The stride controls the trade-off between index size and estimation accuracy. Guidelines:

| File size | Recommended stride |
|---|---|
| < 100M points | 100 |
| 100M - 1B points | 500 - 1000 |
| > 1B points | 1000 - 5000 |

Smaller strides produce more samples per node, improving intra-node point range estimates at the cost of larger pages.

## 10. Compatibility

### 10.1 Forward Compatibility

- This EVLR is additive. A file containing it remains a valid COPC 1.0 file.
- The `copc_temporal` user_id does not collide with any user_id defined by the COPC 1.0 or LAS 1.4 specifications.
- Readers that do not recognize this EVLR SHALL skip it per LAS 1.4 EVLR handling rules.
- Writers that do not support this extension need not produce it.

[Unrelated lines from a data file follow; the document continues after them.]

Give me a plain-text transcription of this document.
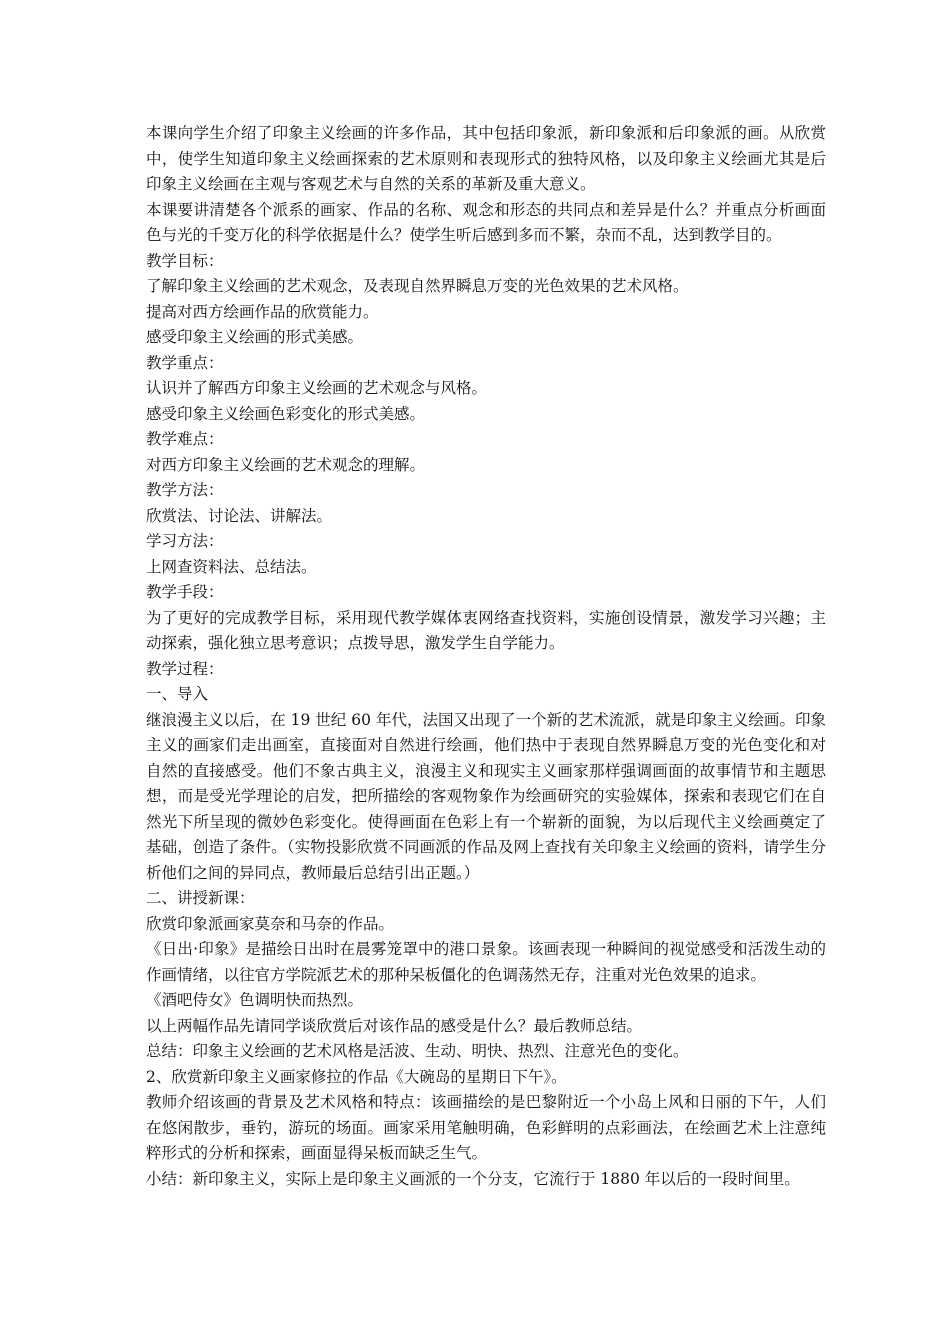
本课向学生介绍了印象主义绘画的许多作品，其中包括印象派，新印象派和后印象派的画。从欣赏中，使学生知道印象主义绘画探索的艺术原则和表现形式的独特风格，以及印象主义绘画尤其是后印象主义绘画在主观与客观艺术与自然的关系的革新及重大意义。

本课要讲清楚各个派系的画家、作品的名称、观念和形态的共同点和差异是什么？并重点分析画面色与光的千变万化的科学依据是什么？使学生听后感到多而不繁，杂而不乱，达到教学目的。

教学目标：

了解印象主义绘画的艺术观念，及表现自然界瞬息万变的光色效果的艺术风格。

提高对西方绘画作品的欣赏能力。

感受印象主义绘画的形式美感。

教学重点：

认识并了解西方印象主义绘画的艺术观念与风格。

感受印象主义绘画色彩变化的形式美感。

教学难点：

对西方印象主义绘画的艺术观念的理解。

教学方法：

欣赏法、讨论法、讲解法。

学习方法：

上网查资料法、总结法。

教学手段：

为了更好的完成教学目标，采用现代教学媒体衷网络查找资料，实施创设情景，激发学习兴趣；主动探索，强化独立思考意识；点拨导思，激发学生自学能力。

教学过程：

一、导入

继浪漫主义以后，在 19 世纪 60 年代，法国又出现了一个新的艺术流派，就是印象主义绘画。印象主义的画家们走出画室，直接面对自然进行绘画，他们热中于表现自然界瞬息万变的光色变化和对自然的直接感受。他们不象古典主义，浪漫主义和现实主义画家那样强调画面的故事情节和主题思想，而是受光学理论的启发，把所描绘的客观物象作为绘画研究的实验媒体，探索和表现它们在自然光下所呈现的微妙色彩变化。使得画面在色彩上有一个崭新的面貌，为以后现代主义绘画奠定了基础，创造了条件。（实物投影欣赏不同画派的作品及网上查找有关印象主义绘画的资料，请学生分析他们之间的异同点，教师最后总结引出正题。）

二、讲授新课：

欣赏印象派画家莫奈和马奈的作品。

《日出·印象》是描绘日出时在晨雾笼罩中的港口景象。该画表现一种瞬间的视觉感受和活泼生动的作画情绪，以往官方学院派艺术的那种呆板僵化的色调荡然无存，注重对光色效果的追求。

《酒吧侍女》色调明快而热烈。

以上两幅作品先请同学谈欣赏后对该作品的感受是什么？最后教师总结。

总结：印象主义绘画的艺术风格是活波、生动、明快、热烈、注意光色的变化。

2、欣赏新印象主义画家修拉的作品《大碗岛的星期日下午》。

教师介绍该画的背景及艺术风格和特点：该画描绘的是巴黎附近一个小岛上风和日丽的下午，人们在悠闲散步，垂钓，游玩的场面。画家采用笔触明确，色彩鲜明的点彩画法，在绘画艺术上注意纯粹形式的分析和探索，画面显得呆板而缺乏生气。

小结：新印象主义，实际上是印象主义画派的一个分支，它流行于 1880 年以后的一段时间里。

### 10.2 Version Negotiation

Clients MUST check the `version` field in the header before parsing. The version field is at byte offset 0 within the EVLR data, enabling a quick check before committing to a full parse.

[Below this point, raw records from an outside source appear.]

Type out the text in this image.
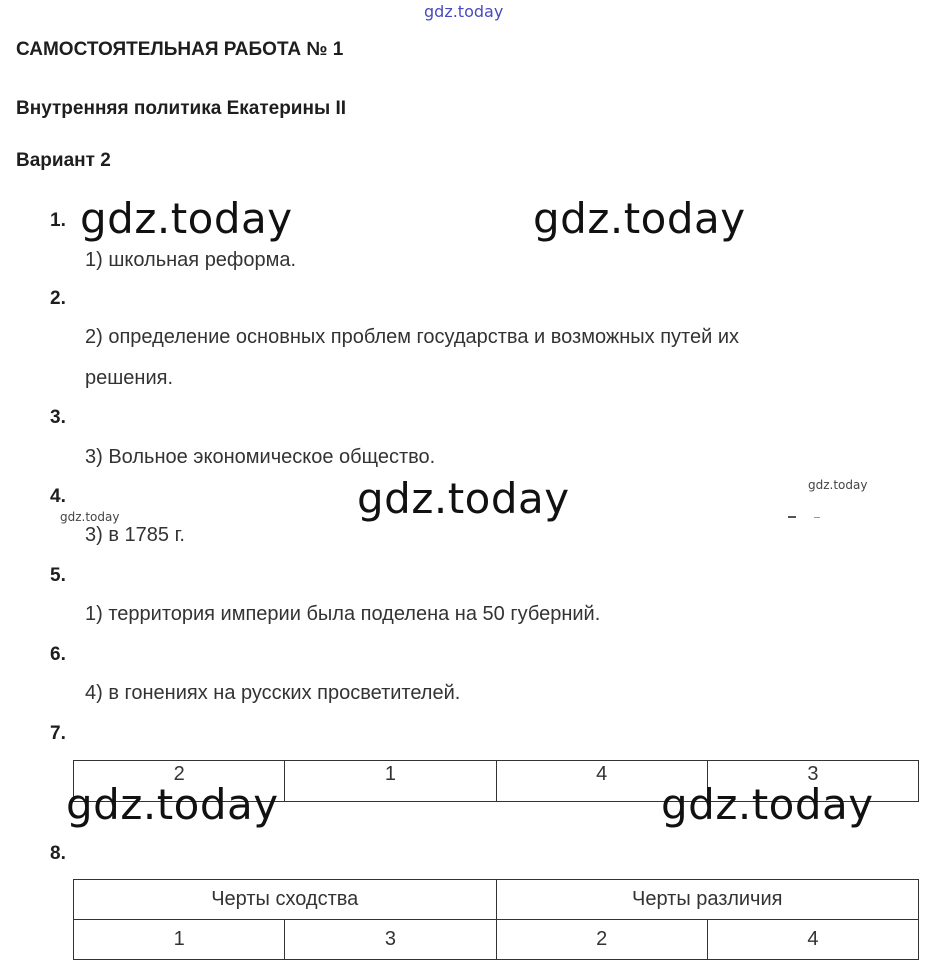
gdz.today
САМОСТОЯТЕЛЬНАЯ РАБОТА № 1
Внутренняя политика Екатерины II
Вариант 2
1.
1) школьная реформа.
2.
2) определение основных проблем государства и возможных путей их
решения.
3.
3) Вольное экономическое общество.
4.
3) в 1785 г.
5.
1) территория империи была поделена на 50 губерний.
6.
4) в гонениях на русских просветителей.
7.
2	1	4	3
8.
Черты сходства		Черты различия	
1	3	2	4
gdz.today	gdz.today
gdz.today	gdz.today
gdz.today
gdz.today	gdz.today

## 11. Example: Read Sequence for a Spatial + Temporal Query

Given a 5.7 GB COPC file with 1.2 billion points, 42,000 nodes, and a temporal index:

```
Read 1: Load LAS header + COPC info VLR + temporal index header
        → 1 read operation, ~1 KB
        → Learn: file bounds, root page at offset X, size 8 KB

Read 2: Load root temporal page (8 KB)
        → 1 read operation
        → Contains: 60 node entries (levels 0-3) + 44 page pointers
        → After spatial + temporal pruning: 2 page pointers survive

Read 3: Load 2 child pages in parallel
        → 2 read operations, ~50 KB each
        → Contains: ~800 node entries for the 2 relevant subtrees
        → After spatial + temporal pruning: 21 nodes survive

Total: 4 read operations, ~110 KB loaded
Result: 21 nodes identified, 1.7 MB of point data to decompress
Compared to: 11 MB flat index load, or 5.7 GB without any index
```

## 12. Changelog

### Draft 2

Changed the binary layout from a flat list of all entries to a **paged structure** that supports incremental loading.

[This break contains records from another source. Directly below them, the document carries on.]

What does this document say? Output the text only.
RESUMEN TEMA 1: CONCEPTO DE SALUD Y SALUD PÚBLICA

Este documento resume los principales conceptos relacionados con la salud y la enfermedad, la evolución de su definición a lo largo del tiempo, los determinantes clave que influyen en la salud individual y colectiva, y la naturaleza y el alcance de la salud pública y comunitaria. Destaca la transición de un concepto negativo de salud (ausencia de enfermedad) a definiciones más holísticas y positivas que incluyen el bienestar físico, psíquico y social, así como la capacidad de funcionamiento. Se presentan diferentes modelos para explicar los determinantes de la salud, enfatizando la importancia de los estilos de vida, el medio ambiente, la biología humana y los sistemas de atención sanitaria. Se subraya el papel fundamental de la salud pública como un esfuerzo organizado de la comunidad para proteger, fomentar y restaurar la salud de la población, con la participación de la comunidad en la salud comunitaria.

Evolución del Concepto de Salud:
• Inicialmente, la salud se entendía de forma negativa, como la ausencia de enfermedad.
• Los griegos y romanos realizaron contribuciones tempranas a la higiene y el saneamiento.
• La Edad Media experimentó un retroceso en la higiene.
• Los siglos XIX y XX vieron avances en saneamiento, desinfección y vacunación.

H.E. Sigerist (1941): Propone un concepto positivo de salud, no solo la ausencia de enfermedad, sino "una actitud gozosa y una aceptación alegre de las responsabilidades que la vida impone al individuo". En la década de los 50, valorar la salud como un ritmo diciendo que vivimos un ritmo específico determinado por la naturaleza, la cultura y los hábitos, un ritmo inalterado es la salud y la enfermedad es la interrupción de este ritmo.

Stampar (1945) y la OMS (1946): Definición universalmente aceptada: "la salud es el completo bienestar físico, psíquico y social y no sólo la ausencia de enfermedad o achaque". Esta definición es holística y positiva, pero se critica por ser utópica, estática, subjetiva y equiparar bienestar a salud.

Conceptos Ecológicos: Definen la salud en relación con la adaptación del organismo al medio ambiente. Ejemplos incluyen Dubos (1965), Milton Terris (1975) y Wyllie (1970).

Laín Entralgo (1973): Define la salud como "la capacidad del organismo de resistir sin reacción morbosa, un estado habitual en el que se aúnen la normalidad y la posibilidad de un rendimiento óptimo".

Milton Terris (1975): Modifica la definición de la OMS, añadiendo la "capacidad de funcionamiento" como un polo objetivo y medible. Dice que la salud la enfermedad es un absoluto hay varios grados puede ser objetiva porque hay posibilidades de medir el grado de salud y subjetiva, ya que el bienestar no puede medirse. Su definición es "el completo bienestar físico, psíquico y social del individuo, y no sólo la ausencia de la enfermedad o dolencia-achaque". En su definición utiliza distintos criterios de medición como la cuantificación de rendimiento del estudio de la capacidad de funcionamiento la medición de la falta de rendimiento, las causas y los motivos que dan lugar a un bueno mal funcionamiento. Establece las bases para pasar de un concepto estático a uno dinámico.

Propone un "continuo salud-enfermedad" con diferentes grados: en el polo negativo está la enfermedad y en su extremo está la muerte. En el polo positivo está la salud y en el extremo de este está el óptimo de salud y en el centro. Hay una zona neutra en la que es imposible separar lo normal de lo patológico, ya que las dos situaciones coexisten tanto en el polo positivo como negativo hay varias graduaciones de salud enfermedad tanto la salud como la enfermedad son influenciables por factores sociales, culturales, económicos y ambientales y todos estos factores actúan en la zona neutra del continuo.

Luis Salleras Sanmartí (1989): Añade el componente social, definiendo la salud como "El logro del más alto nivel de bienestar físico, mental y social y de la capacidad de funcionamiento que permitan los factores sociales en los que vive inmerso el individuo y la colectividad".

Key differences from draft 1:

| Aspect | Draft 1 | Draft 2 |
|---|---|---|
| Layout | Flat: header + all entries in a single blob | Paged: header + pages containing entries and page pointers |
| Header size | 16 bytes (version, stride, node_count, reserved) | 32 bytes (adds page_count, root_page_offset, root_page_size) |
| Page pointers | N/A | Entries with sample_count == 0 reference child pages |
| Subtree pruning | N/A | Page pointers carry subtree_time_min/max for skip-ahead |
| Incremental loading | Must load entire EVLR before querying | Incremental: load root page, prune, load only needed child pages |

Motivation: the flat layout required clients to load the entire temporal index (potentially tens of megabytes) before performing any query. This negated much of the benefit for clients that can perform partial reads (whether via HTTP range requests, local file seeks, or other mechanisms). The paged layout typically requires 3-5 read operations totaling ~100 KB.